And then there were two. That, at least, is the stark prospect facing us in the area of broadband communications, with the Supreme Court’s decision in National Cable & Telecommunications Association v. Brand X Internet Services setting the stage for just two companies – the local cable monopoly and the incumbent telephone giant – to control the “last-mile” broadband connections to our homes and businesses.
This broadband “duopoly” stands in sharp contrast to the vast numbers of Internet service providers (ISPs, some 7,000 of them at their peak) who plied their trade during the ’90s. The dial-up connections they offered may have been slow in comparison to the swift cable and DSL networks of today, but competition and innovation online were fast and furious throughout the ’90s, when the sheer diversity of applications and services made the Internet what it is today.

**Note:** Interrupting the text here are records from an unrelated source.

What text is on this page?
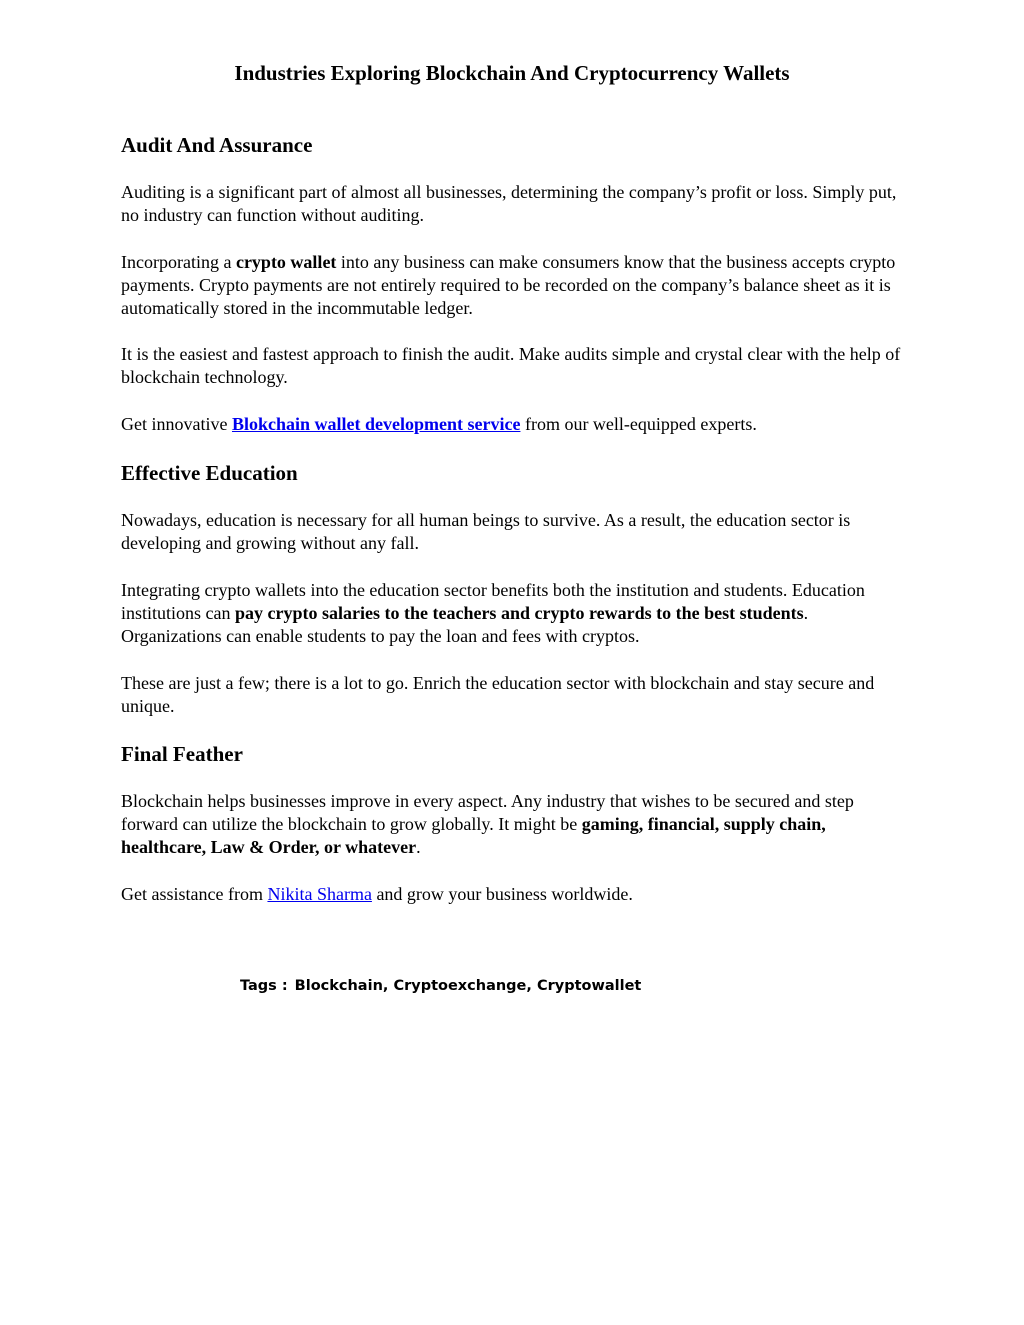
Industries Exploring Blockchain And Cryptocurrency Wallets
Audit And Assurance

Auditing is a significant part of almost all businesses, determining the company’s profit or loss. Simply put, no industry can function without auditing.

Incorporating a crypto wallet into any business can make consumers know that the business accepts crypto payments. Crypto payments are not entirely required to be recorded on the company’s balance sheet as it is automatically stored in the incommutable ledger.

It is the easiest and fastest approach to finish the audit. Make audits simple and crystal clear with the help of blockchain technology.

Get innovative Blokchain wallet development service from our well-equipped experts.

Effective Education

Nowadays, education is necessary for all human beings to survive. As a result, the education sector is developing and growing without any fall.

Integrating crypto wallets into the education sector benefits both the institution and students. Education institutions can pay crypto salaries to the teachers and crypto rewards to the best students. Organizations can enable students to pay the loan and fees with cryptos.

These are just a few; there is a lot to go. Enrich the education sector with blockchain and stay secure and unique.

Final Feather

Blockchain helps businesses improve in every aspect. Any industry that wishes to be secured and step forward can utilize the blockchain to grow globally. It might be gaming, financial, supply chain, healthcare, Law & Order, or whatever.

Get assistance from Nikita Sharma and grow your business worldwide.

Tags : Blockchain, Cryptoexchange, Cryptowallet
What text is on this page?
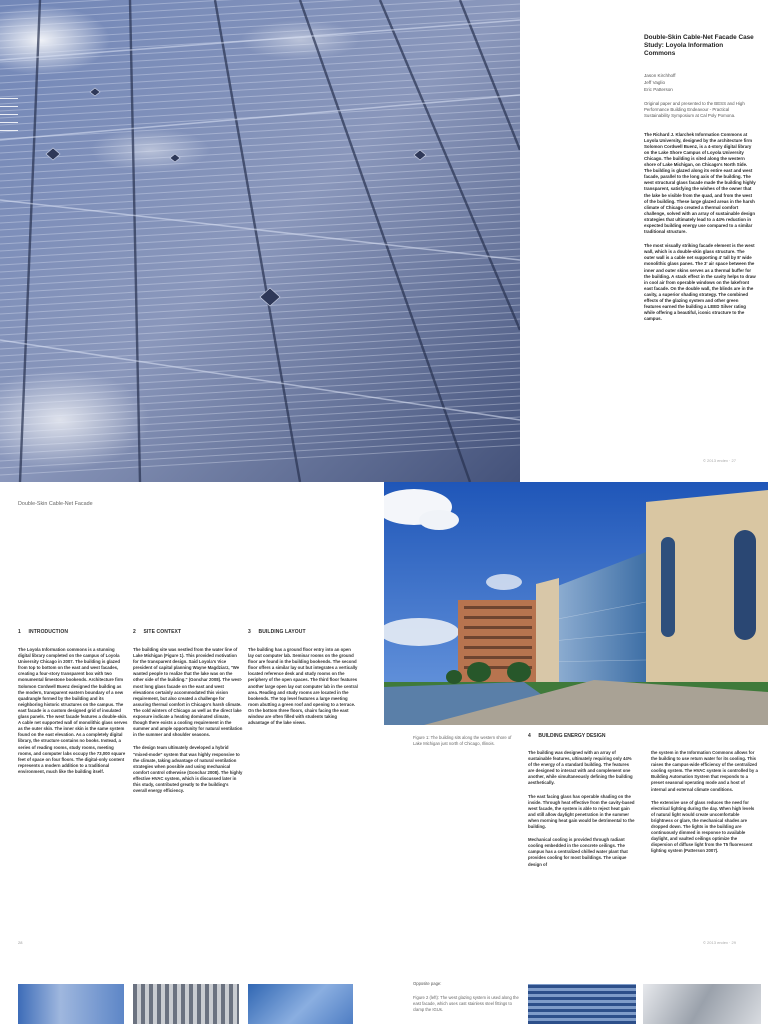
Double-Skin Cable-Net Facade Case Study: Loyola Information Commons
Jason Kirchhoff
Jeff Vaglio
Eric Patterson
Original paper and presented to the BESS and High Performance Building Endeavour - Practical Sustainability Symposium at Cal Poly Pomona.

The Richard J. Klarchek Information Commons at Loyola University, designed by the architecture firm Solomon Cordwell Buenz, is a 4-story digital library on the Lake Shore Campus of Loyola University Chicago. The building is sited along the western shore of Lake Michigan, on Chicago's North Side. The building is glazed along its entire east and west facade, parallel to the long axis of the building. The west structural glass facade made the building highly transparent, satisfying the wishes of the owner that the lake be visible from the quad, and from the west of the building. These large glazed areas in the harsh climate of Chicago created a thermal comfort challenge, solved with an array of sustainable design strategies that ultimately lead to a 44% reduction in expected building energy use compared to a similar traditional structure.

The most visually striking facade element is the west wall, which is a double-skin glass structure. The outer wall is a cable net supporting 4' tall by 8' wide monolithic glass panes. The 3' air space between the inner and outer skins serves as a thermal buffer for the building. A stack effect in the cavity helps to draw in cool air from operable windows on the lakefront east facade. On the double wall, the blinds are in the cavity, a superior shading strategy. The combined effects of the glazing system and other green features earned the building a LEED Silver rating while offering a beautiful, iconic structure to the campus.

© 2013 endex · 27
Double-Skin Cable-Net Facade
1 INTRODUCTION

The Loyola Information commons is a stunning digital library completed on the campus of Loyola University Chicago in 2007. The building is glazed from top to bottom on the east and west facades, creating a four-story transparent box with two monumental limestone bookends. Architecture firm Solomon Cordwell Buenz designed the building as the modern, transparent eastern boundary of a new quadrangle formed by the building and its neighboring historic structures on the campus. The east facade is a custom designed grid of insulated glass panels. The west facade features a double-skin. A cable net supported wall of monolithic glass serves as the outer skin. The inner skin is the same system found on the east elevation. As a completely digital library, the structure contains no books. Instead, a series of reading rooms, study rooms, meeting rooms, and computer labs occupy the 73,000 square feet of space on four floors. The digital-only content represents a modern addition to a traditional environment, much like the building itself.

2 SITE CONTEXT

The building site was nestled from the water line of Lake Michigan (Figure 1). This provided motivation for the transparent design. Said Loyola's Vice president of capital planning Wayne Magdziarz, "We wanted people to realize that the lake was on the other side of the building." (Gonchar 2008). The west-most long glass facade on the east and west elevations certainly accommodated this vision requirement, but also created a challenge for assuring thermal comfort in Chicago's harsh climate. The cold winters of Chicago as well as the direct lake exposure indicate a heating dominated climate, though there exists a cooling requirement in the summer and ample opportunity for natural ventilation in the summer and shoulder seasons.

The design team ultimately developed a hybrid "mixed-mode" system that was highly responsive to the climate, taking advantage of natural ventilation strategies when possible and using mechanical comfort control otherwise (Gonchar 2008). The highly effective HVAC system, which is discussed later in this study, contributed greatly to the building's overall energy efficiency.

3 BUILDING LAYOUT

The building has a ground floor entry into an open lay out computer lab. Seminar rooms on the ground floor are found in the building bookends. The second floor offers a similar lay out but integrates a vertically located reference desk and study rooms on the periphery of the open spaces. The third floor features another large open lay out computer lab in the central area. Reading and study rooms are located in the bookends. The top level features a large meeting room abutting a green roof and opening to a terrace. On the bottom three floors, chairs facing the east window are often filled with students taking advantage of the lake views.

Figure 1: The building sits along the western shore of Lake Michigan just north of Chicago, Illinois.
4 BUILDING ENERGY DESIGN

The building was designed with an array of sustainable features, ultimately requiring only 44% of the energy of a standard building. The features are designed to interact with and complement one another, while simultaneously defining the building aesthetically.

The east facing glass has operable shading on the inside. Through heat effective from the cavity-based west facade, the system is able to reject heat gain and still allow daylight penetration in the summer when morning heat gain would be detrimental to the building.

Mechanical cooling is provided through radiant cooling embedded in the concrete ceilings. The campus has a centralized chilled water plant that provides cooling for most buildings. The unique design of

the system in the Information Commons allows for the building to use return water for its cooling. This raises the campus-wide efficiency of the centralized cooling system. The HVAC system is controlled by a Building Automation System that responds to a preset seasonal operating mode and a host of internal and external climate conditions.

The extensive use of glass reduces the need for electrical lighting during the day. When high levels of natural light would create uncomfortable brightness or glare, the mechanical shades are dropped down. The lights in the building are continuously dimmed in response to available daylight, and vaulted ceilings optimize the dispersion of diffuse light from the T5 fluorescent lighting system (Patterson 2007).

28	© 2013 endex · 29
Opposite page:
Figure 2 (left): The west glazing system is used along the east facade, which uses cast stainless steel fittings to clamp the IGUs.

While the Brand X decision hinged on technical and legal considerations (specifically, whether cable modems should be classified as regulated “telecommunications” or as unregulated “information” services, and whether the Ninth Circuit Court should have deferred to the FCC’s purported expertise on this issue), now that the decision has been rendered, the task for media reformers is clear: The battle for broadband open access may have ended, but the battle for network neutrality has just begun.
ISP choice may now be a dead issue, in other words, since the FCC is likely to extend cable’s exemption from line-sharing requirements to the telephone companies’ broadband networks as well. But content and application choice remains very much alive. No longer a novelty or a luxury, the Internet is simply too important – to our economy, our culture, our democracy – to be left to the whims of the marketplace – particularly when that marketplace is dominated locally by two corporate behemoths.
Either by legislative fiat or by regulatory policy, we now need a guarantee of nondiscriminatory transport of all information in the high-speed Internet. Whatever else the cable and telephone companies elect to do with their broadband networks (and both seem bent on the so-called triple play of video, voice, and data), one thing they should not be permitted to do is tamper in any unnecessary way with the data we choose to send and receive or the applications and services we desire to employ.
Thus even as the old battle for “open access” has ended, the new battle for net neutrality and for freedom of choice online must now begin.